One thing I wasn’t sure about was the depiction of Jane’s character. She’s only fifteen in this story but sometimes she really is quite foolhardy and lacking in propriety which doesn’t really tie in with my view of her. Some of her behaviour had a shade of the ‘Lydia Bennet’ to it, and from how she judges Lydia in Pride & Prejudice I don’t see her as being that type of person at that age. I also felt a little melancholy reading this story. It isn’t a melancholy story, any more than any other story which looks back at a person’s youth, but knowing things that happened later in Austen’s life meant that you had some idea of how the story would end. Actually, the end was more uplifting than I was expecting, bearing this in mind. I liked what Jane learned about herself during her stay, and the encouragement she took from the stay towards pursuing her writing goals.

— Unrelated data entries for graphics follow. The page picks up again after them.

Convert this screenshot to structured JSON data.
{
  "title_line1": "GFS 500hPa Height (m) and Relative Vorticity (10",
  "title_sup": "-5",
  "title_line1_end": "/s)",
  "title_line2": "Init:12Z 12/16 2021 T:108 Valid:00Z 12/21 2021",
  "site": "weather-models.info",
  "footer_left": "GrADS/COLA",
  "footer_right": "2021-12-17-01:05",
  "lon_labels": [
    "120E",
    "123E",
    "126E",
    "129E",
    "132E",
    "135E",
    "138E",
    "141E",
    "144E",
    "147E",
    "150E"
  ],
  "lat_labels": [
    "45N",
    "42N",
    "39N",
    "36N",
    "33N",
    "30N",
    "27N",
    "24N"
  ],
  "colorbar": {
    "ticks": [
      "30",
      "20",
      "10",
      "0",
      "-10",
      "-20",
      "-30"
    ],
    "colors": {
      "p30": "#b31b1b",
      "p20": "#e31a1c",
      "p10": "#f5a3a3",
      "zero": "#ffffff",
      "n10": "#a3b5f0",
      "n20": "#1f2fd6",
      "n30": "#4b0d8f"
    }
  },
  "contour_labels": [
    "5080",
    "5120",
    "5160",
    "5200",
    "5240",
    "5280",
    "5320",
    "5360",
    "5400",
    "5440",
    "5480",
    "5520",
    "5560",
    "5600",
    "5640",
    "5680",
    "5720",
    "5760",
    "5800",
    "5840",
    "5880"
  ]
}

“For the first time, I felt that I had a direction: a path or plan which might lead to me improving my skills as a writer. I determined from that moment forth to follow it.”
A touch I enjoyed was that during Jane’s stay she even writes a story that you can read in her juvenilia. I don’t know whether this story was really inspired by her stay in Kent or whether it’s part of the fiction of this book. The blurb says that this book is inspired by real events and there is a section right at the end which helpfully makes clear which parts are known and which parts imagined. Overall, I would say that this is something unusual in the world of Austen-inspired fiction, and it's worth a read. I certainly enjoyed it!

4 star read

*My thanks to the publishers, Penguin Group for allowing me to have an e-arc copy of this book from the publishers, via Netgalley, for my honest review.